McDonald's franchisees have complained publicly
that Uber Eats erodes their margins.
While Uber has said it offers some large restaurant chains
a lower service fee.
In 2019 representatives from the two companies
said they reached a new deal.
And since the pandemic hit
various regions in the US including New York, LA
and Philadelphia have temporarily capped delivery fees
for restaurants at 10 to 15%.
DoorDash has said the commission caps
ultimately restrict restaurant choice.
Precisely when restaurants need the full range of options
to help their businesses survive and thrive.
Some restaurants are even working out of ghosts kitchens
where they cook food exclusively for delivery services.
- At Uber Eats, drivers have switched off their hailing apps
this weekend to demand better treatment
from the food delivery service.
- [Narrator] Delivery apps have also come under pressure
from gig workers, demanding better employment protections
including better wages and sick pay.
The CEO of Uber
recently called for dialogue
but said its delivery app allows workers to make money
in a flexible way.
DoorDash Grubhub and Uber Eats told the Wall Street Journal
they've provided drivers with various PPE.

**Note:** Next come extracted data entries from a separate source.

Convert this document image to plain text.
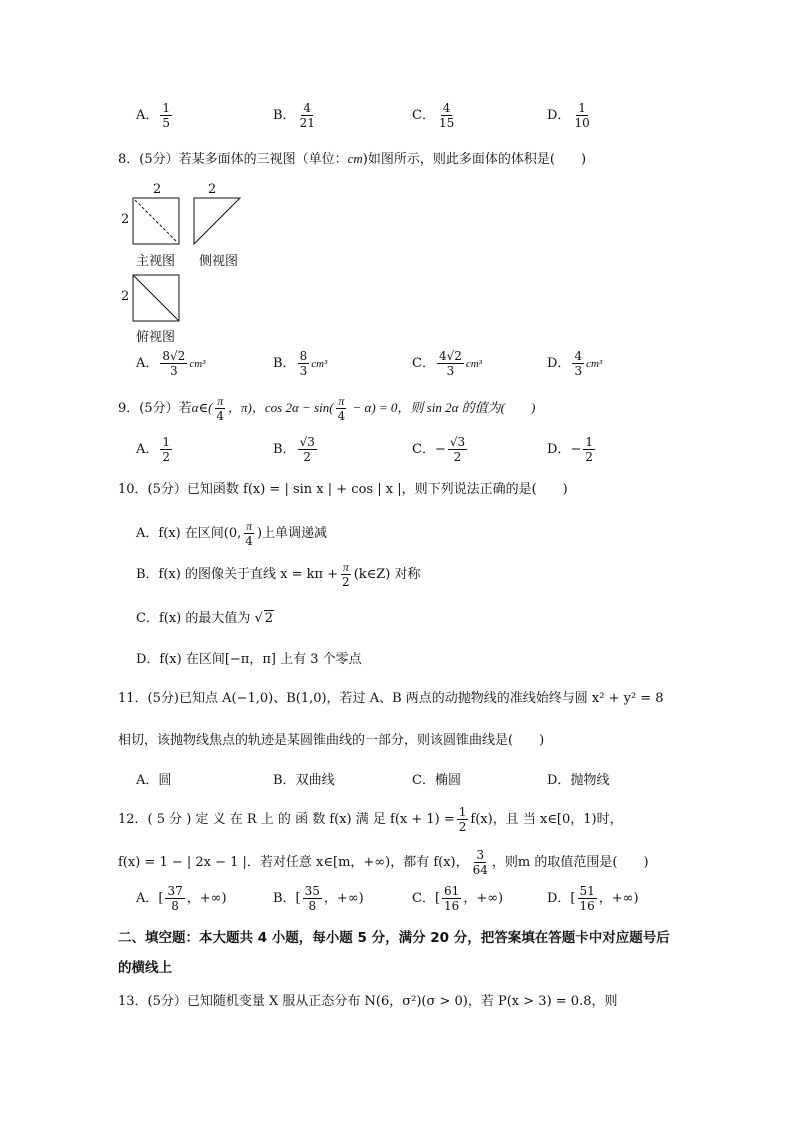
A． $\frac{1}{5}$	B． $\frac{4}{21}$	C． $\frac{4}{15}$	D． $\frac{1}{10}$
8．(5分）若某多面体的三视图（单位：cm)如图所示，则此多面体的体积是(　　)
2
2
2
主视图 侧视图
2
俯视图
A． $\frac{8√2}{3} cm^3$	B． $\frac{8}{3} cm^3$	C． $\frac{4√2}{3} cm^3$	D． $\frac{4}{3} cm^3$
9．(5分）若α∈( $\frac{\pi}{4}$ ，π)，$\cos 2\alpha - \sin( \frac{\pi}{4} - \alpha) = 0$，则 sin 2α 的值为(　　)
A． $\frac{1}{2}$	B． $\frac{√3}{2}$	C．− $\frac{√3}{2}$	D．− $\frac{1}{2}$
10．(5分）已知函数 f(x) = | sin x | + cos | x |，则下列说法正确的是(　　)
A．f(x) 在区间(0, $\frac{\pi}{4}$ )上单调递减
B．f(x) 的图像关于直线 $x = k\pi + \frac{\pi}{2}$ (k∈Z) 对称
C．f(x) 的最大值为 √ 2
D．f(x) 在区间[−π，π] 上有 3 个零点
11．(5分)已知点 A(−1,0)、B(1,0)，若过 A、B 两点的动抛物线的准线始终与圆 x² + y² = 8
相切，该抛物线焦点的轨迹是某圆锥曲线的一部分，则该圆锥曲线是(　　)
A．圆	B．双曲线	C．椭圆	D．抛物线
12．( 5 分 ) 定 义 在 R 上 的 函 数 f(x) 满 足 $f(x + 1) = \frac{1}{2} f(x)$，且 当 x∈[0，1)时，
f(x) = 1 − | 2x − 1 |．若对任意 x∈[m，+∞)，都有 f(x)， $\frac{3}{64}$ ，则m 的取值范围是(　　)
A．[ $\frac{37}{8}$ ，+∞)	B．[ $\frac{35}{8}$ ，+∞)	C．[ $\frac{61}{16}$ ，+∞)	D．[ $\frac{51}{16}$ ，+∞)
二、填空题：本大题共 4 小题，每小题 5 分，满分 20 分，把答案填在答题卡中对应题号后
的横线上
13．(5分）已知随机变量 X 服从正态分布 N(6，σ²)(σ > 0)，若 P(x > 3) = 0.8，则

And Just Eat said it supports contact free delivery
and has given restaurants reduced commission fees
throughout the pandemic.
As these companies have become a key part
of many people's lives, regulators are watching
to see the impact on competition, consumers,
delivery drivers and restaurants
- It's very hard to see our money go
like that amount go to them
but again, credit where it's due
they are keeping us afloat.
So even with the commission rates, being that high
if it wasn't for them, we'd actually have to shut.